I suggested that the store-room was too dangerous, that I didn’t want to take the remotest chance of being seen and getting the ship into trouble. That seemed to impress him.

‘Well,’ he replied, ‘if you can stand it, there’s an empty freshwater tank which we never use, and I could prop up the cover so that you’d get some air. But I expect that you’ve slept in worse places, sir, now that I come to think of it.’

‘You recognized my name?’

‘Of course. I wouldn’t do this for anyone.’

All the same I think he would, given a story that appealed to him.

I asked when I could come aboard.

‘No time like the present! I don’t know who’s down in the engine-room, but there’s nobody on deck except the cook. I’ll just deal with the cops!’

He waited till the couple of police had walked two hundred yards up the wharf and then started waving and shouting good-bye as if someone had just gone away between the warehouses. The two looked round and continued their stroll; they had no reason to doubt that a visitor left the ship while they had their backs to her.
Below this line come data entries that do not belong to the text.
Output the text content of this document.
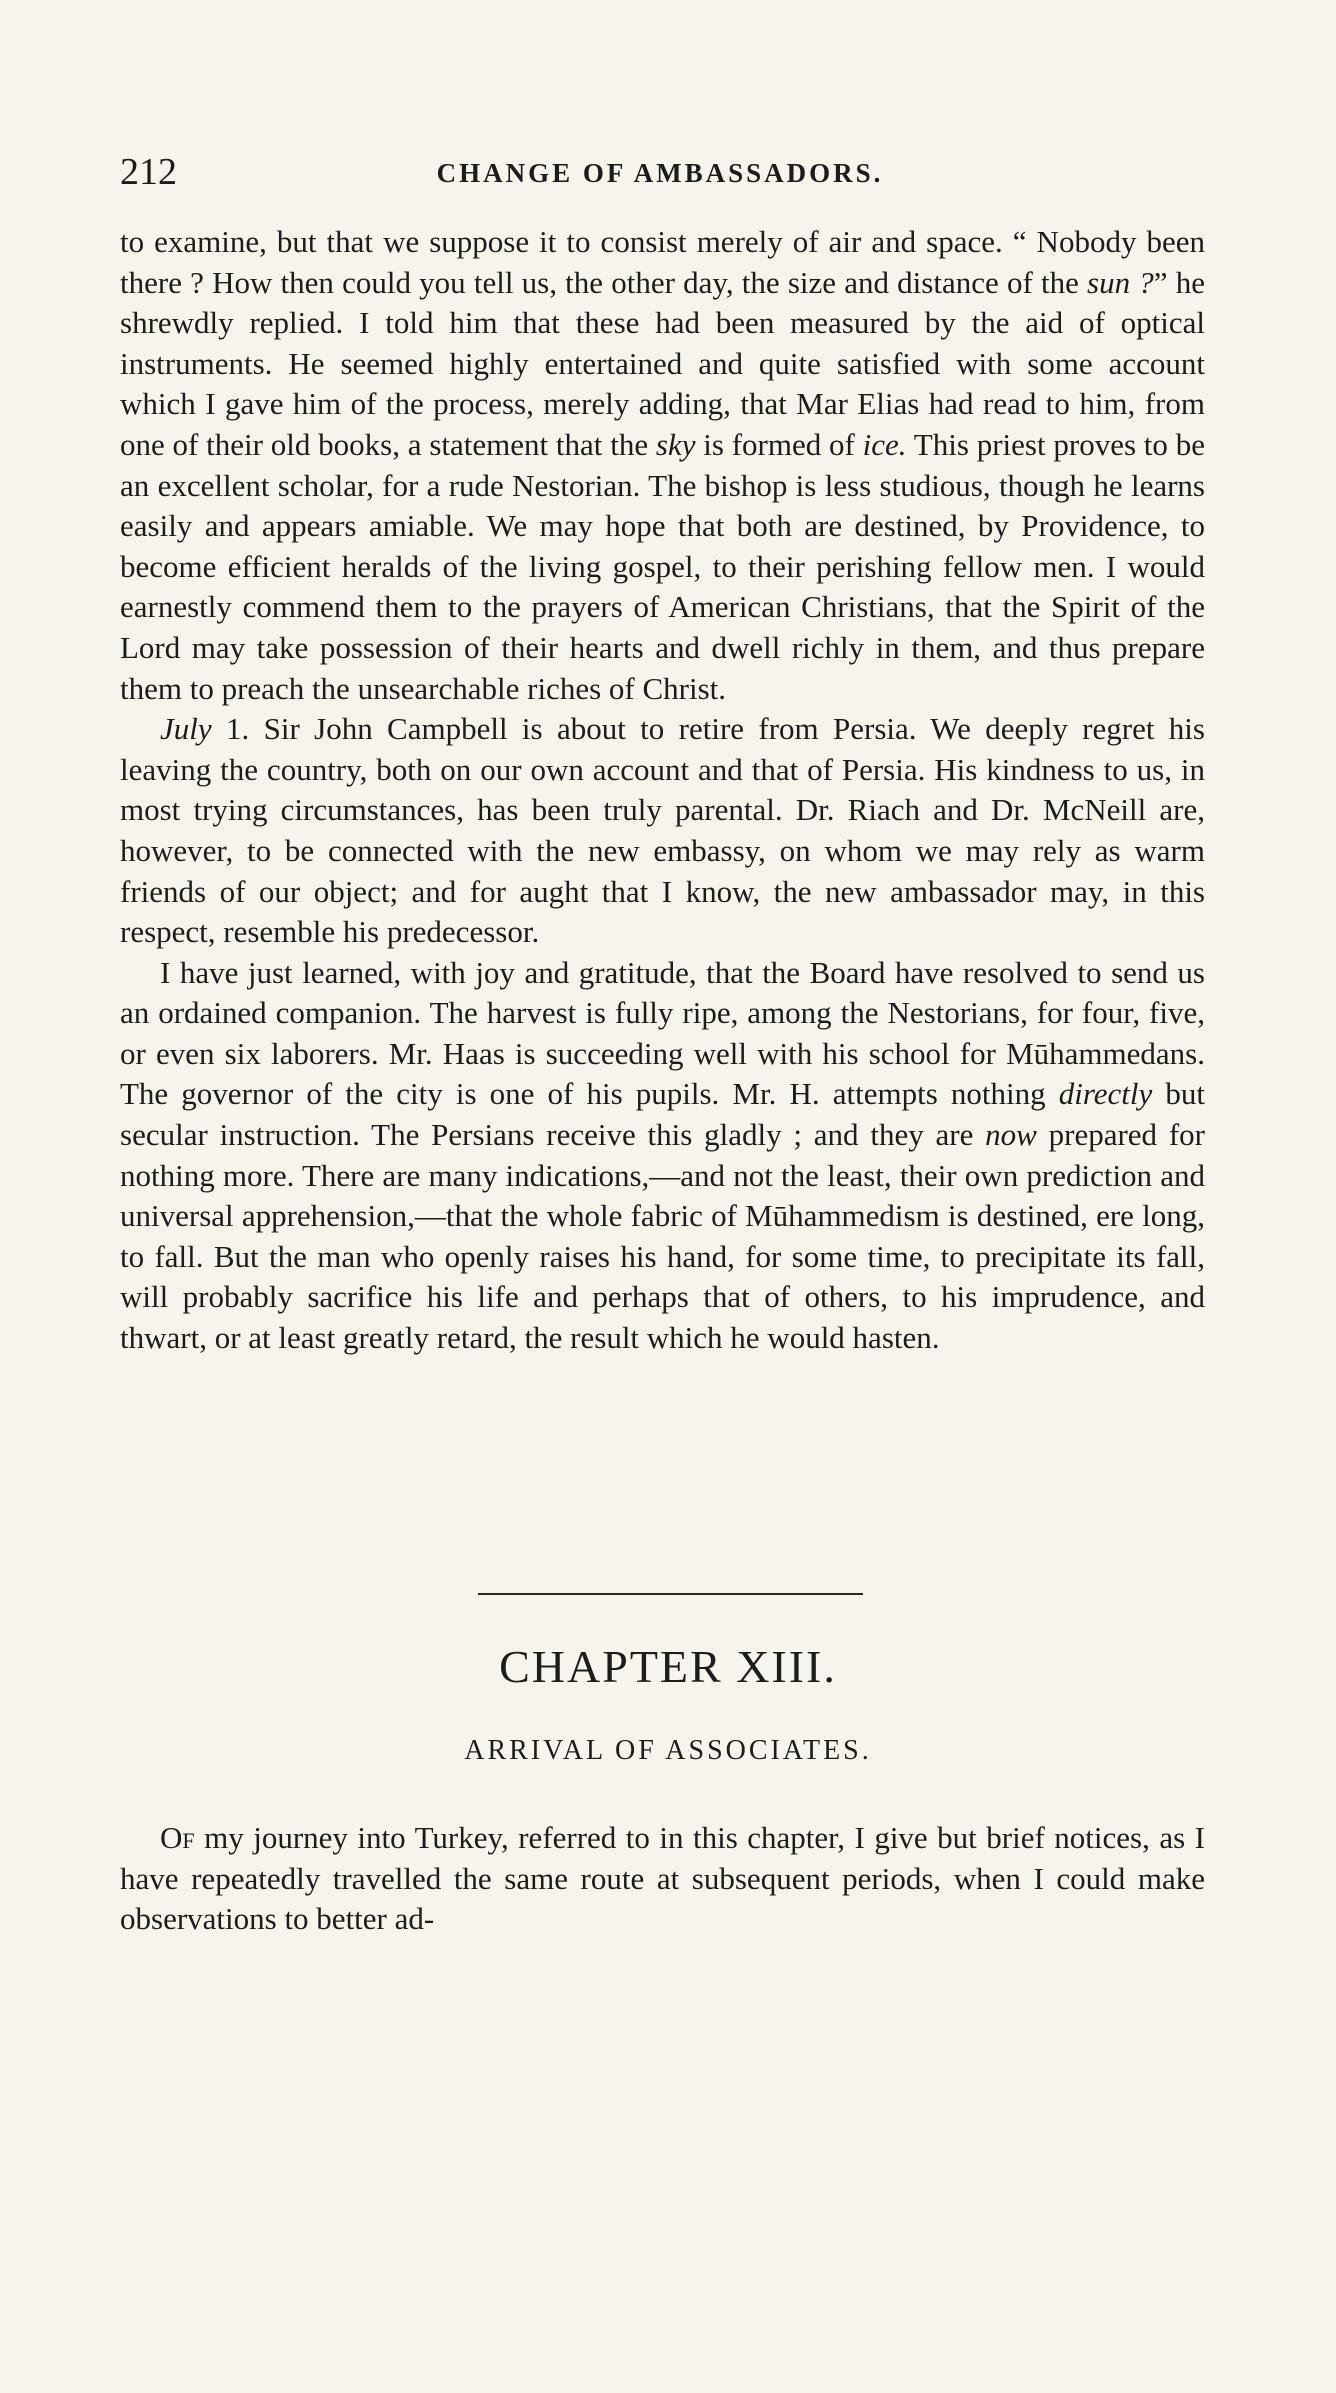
212	CHANGE OF AMBASSADORS.

to examine, but that we suppose it to consist merely of air and space. “ Nobody been there ? How then could you tell us, the other day, the size and distance of the sun ?” he shrewdly replied. I told him that these had been measured by the aid of optical instruments. He seemed highly entertained and quite satisfied with some account which I gave him of the process, merely adding, that Mar Elias had read to him, from one of their old books, a statement that the sky is formed of ice. This priest proves to be an excellent scholar, for a rude Nestorian. The bishop is less studious, though he learns easily and appears amiable. We may hope that both are destined, by Providence, to become efficient heralds of the living gospel, to their perishing fellow men. I would earnestly commend them to the prayers of American Christians, that the Spirit of the Lord may take possession of their hearts and dwell richly in them, and thus prepare them to preach the unsearchable riches of Christ.

July 1. Sir John Campbell is about to retire from Persia. We deeply regret his leaving the country, both on our own account and that of Persia. His kindness to us, in most trying circumstances, has been truly parental. Dr. Riach and Dr. McNeill are, however, to be connected with the new embassy, on whom we may rely as warm friends of our object; and for aught that I know, the new ambassador may, in this respect, resemble his predecessor.

I have just learned, with joy and gratitude, that the Board have resolved to send us an ordained companion. The harvest is fully ripe, among the Nestorians, for four, five, or even six laborers. Mr. Haas is succeeding well with his school for Mūhammedans. The governor of the city is one of his pupils. Mr. H. attempts nothing directly but secular instruction. The Persians receive this gladly ; and they are now prepared for nothing more. There are many indications,—and not the least, their own prediction and universal apprehension,—that the whole fabric of Mūhammedism is destined, ere long, to fall. But the man who openly raises his hand, for some time, to precipitate its fall, will probably sacrifice his life and perhaps that of others, to his imprudence, and thwart, or at least greatly retard, the result which he would hasten.

CHAPTER XIII.
ARRIVAL OF ASSOCIATES.

Of my journey into Turkey, referred to in this chapter, I give but brief notices, as I have repeatedly travelled the same route at subsequent periods, when I could make observations to better ad-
Mr Vaner sent the cook ashore to buy a bottle of whisky.

‘You’ll need something to mix with your water,’ he chuckled, immensely pleased that he had now committed himself to the adventure, ‘and I don’t want him around while I open up the tank. You wait here and make yourself comfortable.’

I asked him what I had better say if anyone came aboard unexpectedly and found me in his cabin.

‘Say? Oh, tell ’em you’re her father!’ He pointed to a photograph of a giggling young girl who was bashfully displaying her legs as if to advertise silk stockings. ‘I should surely have urgent business elsewhere if you were. Inside the water tank myself, as likely as not!’

He settled his cap over one ear and marched out of the cabin, whistling with such an elaborate air of unconcern that any one of his young women would have known he was planning some deception. But I was pretty sure he would take no risks. His play-acting was for his own amusement and for me, his partner in crime. To the rest of the world he was the responsible ship’s officer.